Among many loved ones, Okonak credits her then-boyfriend Frank Salati’s presence throughout her battle through the illness. He saw first-hand how her outlook improved because of the sentiments from friends and family. Working in the same bookstore, he would bring home cards from co-workers.

“Thea’s reaction to those cards, the thoughtfulness, knowing that so many people cared about her well-being, were some of the brightest moments in some of the darkest hours,” Salati, who is now Okonak’s husband, said. “I couldn’t do much, but I could bring home cards from our friends, and sometimes that was enough.”

Throughout her recovery, Okonak appreciated the variety of cards she received in the mail. From the spiritual cards older family members sent her to the wacky cards friends hoped would make her laugh, they all played their own role in helping her. When choosing the designs for her cards, she goes for a rough look that makes it look like someone is yelling because she pictures Pittsburghese as always being loud, she said. A lot of her work is trying to find the right phrase to fit on the card. It shouldn’t be too aggressive, but still funny.

“I listen to a lot of conversations on the bus,” she said.

Despite growing up in Fox Chapel, Okonak didn’t have the Pittsburgh parents people might think when they see her cards adorned with Pittsburghese words and phrases including: sammich, yinz, gittin’ and n’at. With a mom who was an English teacher, she grew up in a much different household.

Alethea Okonak, owner of John the Craftist, sells her Pittsburghese cards at the I Made It! market Downtown on Nov. 28, 2014. Photo: Sarah Collins | Point Park News Service
Alethea Okonak, owner of John the Craftist, sells her Pittsburghese cards at the I Made It! market Downtown on Nov. 28, 2014. Photo: Sarah Collins | Point Park News Service

“She was really always serious about grammar and spelling growing up. To the point where we would be correcting other kids if they were making mistakes,” Okonak said. “The fact that I make these cards now that are really grammatically incorrect on purpose is kind of funny.”

Choosing to create her own major, which was a mix of sociology, anthropology and creative nonfiction, at Sweet Briar College in Virginia, Okonak is a self-taught artist, making everything digitally. Coming from a family of makers and do-it-yourselfers, crafting comes naturally to her, she said.

Before pursuing John the Craftist full-time, she worked at WildCard in Lawrenceville. Owner Rebecca Morris chose to sell Okonak’s witty designs even before hiring her. While working at the store, Okonak made connections in the crafting world, leading her to sell cards at different events.

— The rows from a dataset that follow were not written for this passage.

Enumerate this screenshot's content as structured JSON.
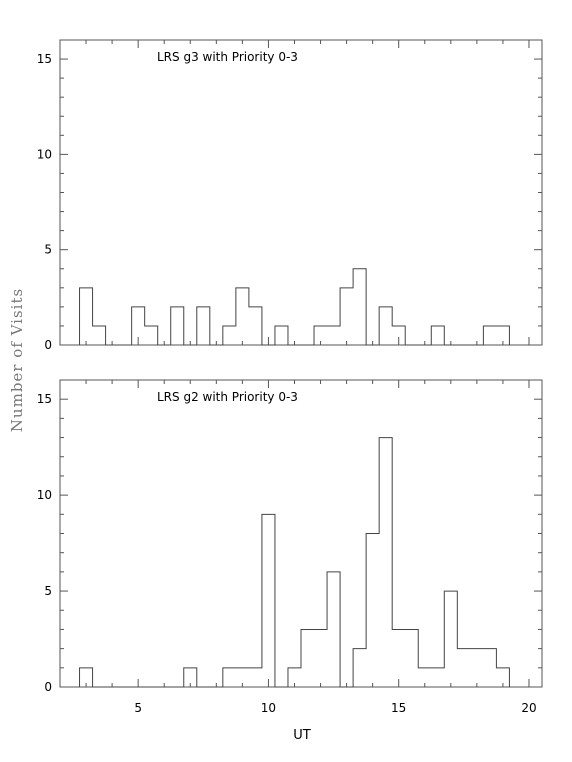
{
  "chart_data": [
    {
      "type": "histogram",
      "title": "LRS g3 with Priority 0-3",
      "xlabel": "UT",
      "ylabel": "Number of Visits",
      "xlim": [
        2,
        20.5
      ],
      "ylim": [
        0,
        16
      ],
      "bin_width": 0.5,
      "x_ticks": [
        5,
        10,
        15,
        20
      ],
      "y_ticks": [
        0,
        5,
        10,
        15
      ],
      "bins_start": [
        2.75,
        3.25,
        3.75,
        4.25,
        4.75,
        5.25,
        5.75,
        6.25,
        6.75,
        7.25,
        7.75,
        8.25,
        8.75,
        9.25,
        9.75,
        10.25,
        10.75,
        11.25,
        11.75,
        12.25,
        12.75,
        13.25,
        13.75,
        14.25,
        14.75,
        15.25,
        15.75,
        16.25,
        16.75,
        17.25,
        17.75,
        18.25,
        18.75
      ],
      "counts": [
        3,
        1,
        0,
        0,
        2,
        1,
        0,
        2,
        0,
        2,
        0,
        1,
        3,
        2,
        0,
        1,
        0,
        0,
        1,
        1,
        3,
        4,
        0,
        2,
        1,
        0,
        0,
        1,
        0,
        0,
        0,
        1,
        1
      ]
    },
    {
      "type": "histogram",
      "title": "LRS g2 with Priority 0-3",
      "xlabel": "UT",
      "ylabel": "Number of Visits",
      "xlim": [
        2,
        20.5
      ],
      "ylim": [
        0,
        16
      ],
      "bin_width": 0.5,
      "x_ticks": [
        5,
        10,
        15,
        20
      ],
      "y_ticks": [
        0,
        5,
        10,
        15
      ],
      "bins_start": [
        2.75,
        3.25,
        3.75,
        4.25,
        4.75,
        5.25,
        5.75,
        6.25,
        6.75,
        7.25,
        7.75,
        8.25,
        8.75,
        9.25,
        9.75,
        10.25,
        10.75,
        11.25,
        11.75,
        12.25,
        12.75,
        13.25,
        13.75,
        14.25,
        14.75,
        15.25,
        15.75,
        16.25,
        16.75,
        17.25,
        17.75,
        18.25,
        18.75
      ],
      "counts": [
        1,
        0,
        0,
        0,
        0,
        0,
        0,
        0,
        1,
        0,
        0,
        1,
        1,
        1,
        9,
        0,
        1,
        3,
        3,
        6,
        0,
        2,
        8,
        13,
        3,
        3,
        1,
        1,
        5,
        2,
        2,
        2,
        1
      ]
    }
  ]
}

John the Craftist can be also found on Etsy.

“Thea has a great sense of humor and is always thinking of great ideas for new cards.  She works hard to fill orders, cutting each card by hand and making sure each item is perfect for the customer,” Morris said. “Her cards are still very popular at WildCard, and we have started to feature them on our website as well.”

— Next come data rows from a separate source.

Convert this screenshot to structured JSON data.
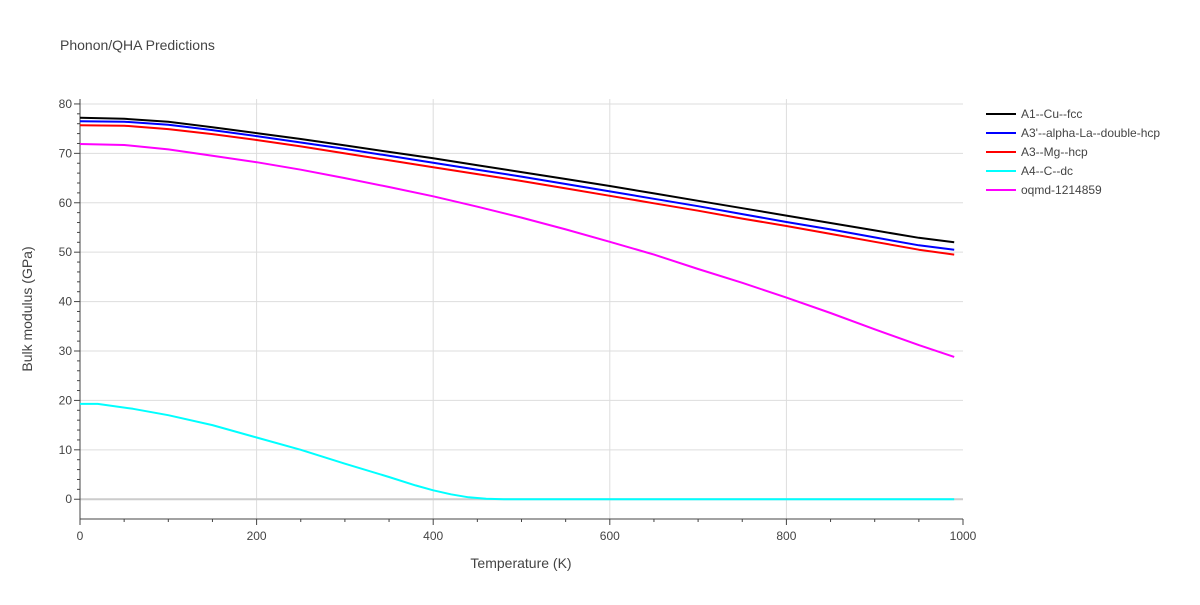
{
  "chart_data": {
    "type": "line",
    "title": "Phonon/QHA Predictions",
    "xlabel": "Temperature (K)",
    "ylabel": "Bulk modulus (GPa)",
    "xlim": [
      0,
      1000
    ],
    "ylim": [
      -4,
      81
    ],
    "x_ticks": [
      0,
      200,
      400,
      600,
      800,
      1000
    ],
    "y_ticks": [
      0,
      10,
      20,
      30,
      40,
      50,
      60,
      70,
      80
    ],
    "grid": true,
    "legend_position": "top-right",
    "series": [
      {
        "name": "A1--Cu--fcc",
        "color": "#000000",
        "points": [
          [
            0,
            77.2
          ],
          [
            50,
            77.0
          ],
          [
            100,
            76.4
          ],
          [
            150,
            75.3
          ],
          [
            200,
            74.1
          ],
          [
            250,
            72.9
          ],
          [
            300,
            71.6
          ],
          [
            350,
            70.3
          ],
          [
            400,
            69.0
          ],
          [
            450,
            67.6
          ],
          [
            500,
            66.2
          ],
          [
            550,
            64.8
          ],
          [
            600,
            63.4
          ],
          [
            650,
            61.9
          ],
          [
            700,
            60.4
          ],
          [
            750,
            58.9
          ],
          [
            800,
            57.4
          ],
          [
            850,
            55.9
          ],
          [
            900,
            54.4
          ],
          [
            950,
            52.9
          ],
          [
            990,
            52.0
          ]
        ]
      },
      {
        "name": "A3'--alpha-La--double-hcp",
        "color": "#0000ff",
        "points": [
          [
            0,
            76.5
          ],
          [
            50,
            76.4
          ],
          [
            100,
            75.8
          ],
          [
            150,
            74.7
          ],
          [
            200,
            73.5
          ],
          [
            250,
            72.2
          ],
          [
            300,
            70.9
          ],
          [
            350,
            69.5
          ],
          [
            400,
            68.1
          ],
          [
            450,
            66.7
          ],
          [
            500,
            65.3
          ],
          [
            550,
            63.8
          ],
          [
            600,
            62.3
          ],
          [
            650,
            60.8
          ],
          [
            700,
            59.3
          ],
          [
            750,
            57.7
          ],
          [
            800,
            56.1
          ],
          [
            850,
            54.6
          ],
          [
            900,
            53.0
          ],
          [
            950,
            51.4
          ],
          [
            990,
            50.5
          ]
        ]
      },
      {
        "name": "A3--Mg--hcp",
        "color": "#ff0000",
        "points": [
          [
            0,
            75.7
          ],
          [
            50,
            75.6
          ],
          [
            100,
            74.9
          ],
          [
            150,
            73.9
          ],
          [
            200,
            72.7
          ],
          [
            250,
            71.4
          ],
          [
            300,
            70.0
          ],
          [
            350,
            68.6
          ],
          [
            400,
            67.2
          ],
          [
            450,
            65.8
          ],
          [
            500,
            64.4
          ],
          [
            550,
            62.9
          ],
          [
            600,
            61.4
          ],
          [
            650,
            59.9
          ],
          [
            700,
            58.4
          ],
          [
            750,
            56.8
          ],
          [
            800,
            55.3
          ],
          [
            850,
            53.7
          ],
          [
            900,
            52.1
          ],
          [
            950,
            50.5
          ],
          [
            990,
            49.5
          ]
        ]
      },
      {
        "name": "A4--C--dc",
        "color": "#00ffff",
        "points": [
          [
            0,
            19.3
          ],
          [
            20,
            19.3
          ],
          [
            60,
            18.3
          ],
          [
            100,
            17.0
          ],
          [
            150,
            15.0
          ],
          [
            200,
            12.5
          ],
          [
            250,
            10.0
          ],
          [
            300,
            7.2
          ],
          [
            350,
            4.5
          ],
          [
            380,
            2.8
          ],
          [
            400,
            1.8
          ],
          [
            420,
            1.0
          ],
          [
            440,
            0.4
          ],
          [
            460,
            0.1
          ],
          [
            480,
            0.0
          ],
          [
            500,
            0.0
          ],
          [
            600,
            0.0
          ],
          [
            700,
            0.0
          ],
          [
            800,
            0.0
          ],
          [
            900,
            0.0
          ],
          [
            990,
            0.0
          ]
        ]
      },
      {
        "name": "oqmd-1214859",
        "color": "#ff00ff",
        "points": [
          [
            0,
            71.9
          ],
          [
            50,
            71.7
          ],
          [
            100,
            70.8
          ],
          [
            150,
            69.5
          ],
          [
            200,
            68.2
          ],
          [
            250,
            66.7
          ],
          [
            300,
            65.0
          ],
          [
            350,
            63.2
          ],
          [
            400,
            61.3
          ],
          [
            450,
            59.2
          ],
          [
            500,
            57.0
          ],
          [
            550,
            54.6
          ],
          [
            600,
            52.1
          ],
          [
            650,
            49.5
          ],
          [
            700,
            46.6
          ],
          [
            750,
            43.8
          ],
          [
            800,
            40.8
          ],
          [
            850,
            37.7
          ],
          [
            900,
            34.4
          ],
          [
            950,
            31.2
          ],
          [
            990,
            28.8
          ]
        ]
      }
    ]
  }
}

Salati describes Okonak’s initial diagnosis as a blur of doctors’ offices and sleepless nights. She would sometimes have as many as seven appointments in one day, but she has learned to live with an “invisible illness.”

“Some days are worse than others, but overall, she has proven herself to be the strongest person I’ve ever known,” he said.

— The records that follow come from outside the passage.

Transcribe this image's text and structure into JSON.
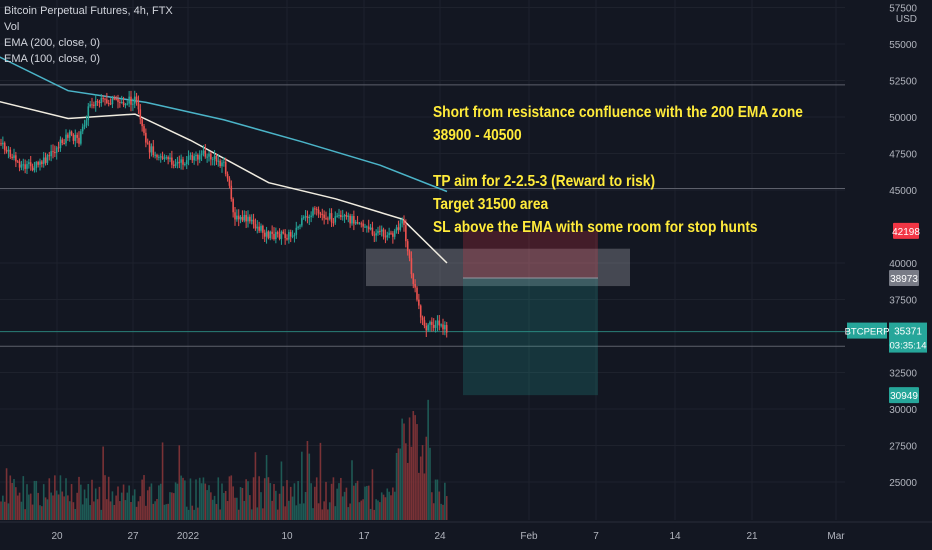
{
  "legend": {
    "title": "Bitcoin Perpetual Futures, 4h, FTX",
    "vol": "Vol",
    "ema200": "EMA (200, close, 0)",
    "ema100": "EMA (100, close, 0)"
  },
  "annotation": {
    "lines": [
      "Short from resistance confluence with the 200 EMA zone",
      "38900 - 40500",
      "",
      "TP aim for 2-2.5-3 (Reward to risk)",
      "Target 31500 area",
      "SL above the EMA with some room for stop hunts"
    ],
    "color": "#ffeb3b"
  },
  "price_axis": {
    "currency": "USD",
    "ticks": [
      "57500",
      "55000",
      "52500",
      "50000",
      "47500",
      "45000",
      "40000",
      "37500",
      "32500",
      "30000",
      "27500",
      "25000"
    ]
  },
  "time_axis": {
    "ticks": [
      "20",
      "27",
      "2022",
      "10",
      "17",
      "24",
      "Feb",
      "7",
      "14",
      "21",
      "Mar"
    ]
  },
  "badges": {
    "stop": {
      "text": "42198",
      "color": "#f23645"
    },
    "entry": {
      "text": "38973",
      "color": "#787b86"
    },
    "symbol": {
      "text": "BTCPERP",
      "color": "#26a69a"
    },
    "price": {
      "text": "35371",
      "color": "#26a69a"
    },
    "countdown": {
      "text": "03:35:14",
      "color": "#26a69a"
    },
    "target": {
      "text": "30949",
      "color": "#26a69a"
    }
  },
  "colors": {
    "up": "#26a69a",
    "down": "#ef5350",
    "ema200": "#4bb4c8",
    "ema100": "#f0ece0",
    "background": "#131722"
  },
  "chart_data": {
    "type": "candlestick",
    "symbol": "BTCPERP",
    "timeframe": "4h",
    "exchange": "FTX",
    "current_price": 35371,
    "ylim": [
      23500,
      57800
    ],
    "position": {
      "side": "short",
      "entry": 38973,
      "stop": 42198,
      "target": 30949
    },
    "resistance_zone": [
      38900,
      40500
    ],
    "horizontal_levels": [
      52200,
      45100,
      35300,
      34300
    ],
    "close_path": [
      {
        "date": "2021-12-13",
        "price": 47500
      },
      {
        "date": "2021-12-14",
        "price": 49000
      },
      {
        "date": "2021-12-16",
        "price": 47200
      },
      {
        "date": "2021-12-17",
        "price": 46600
      },
      {
        "date": "2021-12-18",
        "price": 46600
      },
      {
        "date": "2021-12-19",
        "price": 47000
      },
      {
        "date": "2021-12-21",
        "price": 48800
      },
      {
        "date": "2021-12-22",
        "price": 48400
      },
      {
        "date": "2021-12-23",
        "price": 51000
      },
      {
        "date": "2021-12-24",
        "price": 51000
      },
      {
        "date": "2021-12-26",
        "price": 51000
      },
      {
        "date": "2021-12-27",
        "price": 51200
      },
      {
        "date": "2021-12-28",
        "price": 48000
      },
      {
        "date": "2021-12-30",
        "price": 47000
      },
      {
        "date": "2021-12-31",
        "price": 46800
      },
      {
        "date": "2022-01-02",
        "price": 47500
      },
      {
        "date": "2022-01-04",
        "price": 46800
      },
      {
        "date": "2022-01-05",
        "price": 43000
      },
      {
        "date": "2022-01-06",
        "price": 43000
      },
      {
        "date": "2022-01-08",
        "price": 41900
      },
      {
        "date": "2022-01-10",
        "price": 41900
      },
      {
        "date": "2022-01-11",
        "price": 42800
      },
      {
        "date": "2022-01-12",
        "price": 43500
      },
      {
        "date": "2022-01-14",
        "price": 43000
      },
      {
        "date": "2022-01-16",
        "price": 43000
      },
      {
        "date": "2022-01-17",
        "price": 42200
      },
      {
        "date": "2022-01-18",
        "price": 42100
      },
      {
        "date": "2022-01-19",
        "price": 41800
      },
      {
        "date": "2022-01-20",
        "price": 43000
      },
      {
        "date": "2022-01-21",
        "price": 38500
      },
      {
        "date": "2022-01-22",
        "price": 35500
      },
      {
        "date": "2022-01-23",
        "price": 35900
      },
      {
        "date": "2022-01-24",
        "price": 35371
      }
    ],
    "ema200_path": [
      {
        "date": "2021-12-13",
        "price": 54800
      },
      {
        "date": "2021-12-21",
        "price": 51800
      },
      {
        "date": "2021-12-28",
        "price": 51000
      },
      {
        "date": "2022-01-04",
        "price": 49800
      },
      {
        "date": "2022-01-11",
        "price": 48300
      },
      {
        "date": "2022-01-18",
        "price": 46700
      },
      {
        "date": "2022-01-24",
        "price": 44900
      }
    ],
    "ema100_path": [
      {
        "date": "2021-12-13",
        "price": 51400
      },
      {
        "date": "2021-12-21",
        "price": 49900
      },
      {
        "date": "2021-12-27",
        "price": 50200
      },
      {
        "date": "2022-01-01",
        "price": 48400
      },
      {
        "date": "2022-01-08",
        "price": 45500
      },
      {
        "date": "2022-01-14",
        "price": 44400
      },
      {
        "date": "2022-01-20",
        "price": 43000
      },
      {
        "date": "2022-01-24",
        "price": 40000
      }
    ]
  }
}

Neuralgia will never go away, but Okonak has found a number of holistic methods to help her with pain management. The woman, who at one point thought washing three dishes that day was an accomplishment, now laughs with ease at how different her life is compared to what she imagined. Because of what she’s been through, Okonak doesn’t have detailed plans for the future of John the Craftist.

“I think more than anything one of the lessons I’ve learned is it’s important to stay open-minded. You shouldn’t see things as obstacles; you should see them as opportunities,” she said. “I think when you see it that way it’s hard to know what’s going to happen. You never know.”